On Jan. 25, the Senate Committee on Aging held a hearing on assisted living facilities and discussed how assisted living care could be expanded and strengthened. Witnesses included:

  • Patricia “Patty” Vessenmeyer, Advocate
  • Jennifer Craft Morgan, Director and Professor at the Georgia State University Gerontology Institute
  • Julie Simpkins, Co-President of Gardant Management Solutions
  • Richard Mollot, Executive Director of the Long Term Care Community Coalition

For more information, click here.

Telemental Health Care Access Act Reintroduced

On Jan. 24, Senate Health, Education, Labor and Pensions Committee Ranking Member Bill Cassidy (R-LA) and Sens. Smith (D-MN), Thune (R-SD) and Cardin (D-MD) reintroduced the Telemental Health Care Access Act. The legislation would remove the statutory requirement that Medicare beneficiaries be seen in person within six months of being treated for mental health services through telehealth.
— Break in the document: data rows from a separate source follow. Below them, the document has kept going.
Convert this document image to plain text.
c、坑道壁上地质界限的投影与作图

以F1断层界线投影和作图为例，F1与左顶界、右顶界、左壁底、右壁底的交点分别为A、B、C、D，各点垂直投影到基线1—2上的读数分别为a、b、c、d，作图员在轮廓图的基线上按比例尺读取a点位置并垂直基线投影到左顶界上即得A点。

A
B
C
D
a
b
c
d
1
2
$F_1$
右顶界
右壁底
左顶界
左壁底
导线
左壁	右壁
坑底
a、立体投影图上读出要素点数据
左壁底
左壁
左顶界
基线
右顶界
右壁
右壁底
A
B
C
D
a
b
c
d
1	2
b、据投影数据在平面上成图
For more information, click here.

Medicare Transaction Fraud Prevention Act Introduced

On Jan. 24, Senate Health, Education, Labor and Pensions Committee Ranking Member Bill Cassidy (R-LA) and Sen. Braun (R-IN) introduced the Medicare Transaction Fraud Prevention Act. The legislation would direct the Centers for Medicare and Medicaid Services to establish a two-year pilot period to oversee Medicare-covered purchasing of durable medical equipment and other diagnostic testing related products.

A companion bill was introduced in the House by Rep. Schweikert (R-AZ).

For more information, click here.

MedPAC and MACPAC Release 2024 Data Book on Dually Eligible Beneficiaries

On Jan. 22, the Medicare Payment Advisory Commission and the Medicaid and Children’s Health Insurance Program Payment and Access Commission jointly released the 2024 data book for beneficiaries dually eligible for Medicare and Medicaid.

The data book is separated into six sections that focus on the following:

  • Overview of dual-eligible beneficiaries;
  • Characteristics of dual-eligible beneficiaries;
  • Eligibility pathways, managed care enrollment and continuity of enrollment;
  • Utilization of and spending on Medicare and Medicaid services for dual-eligible beneficiaries;
  • Medicare and Medicaid spending for dual-eligible beneficiaries by LTSS use; and
  • Trends in dual-eligible population composition, spending and service use.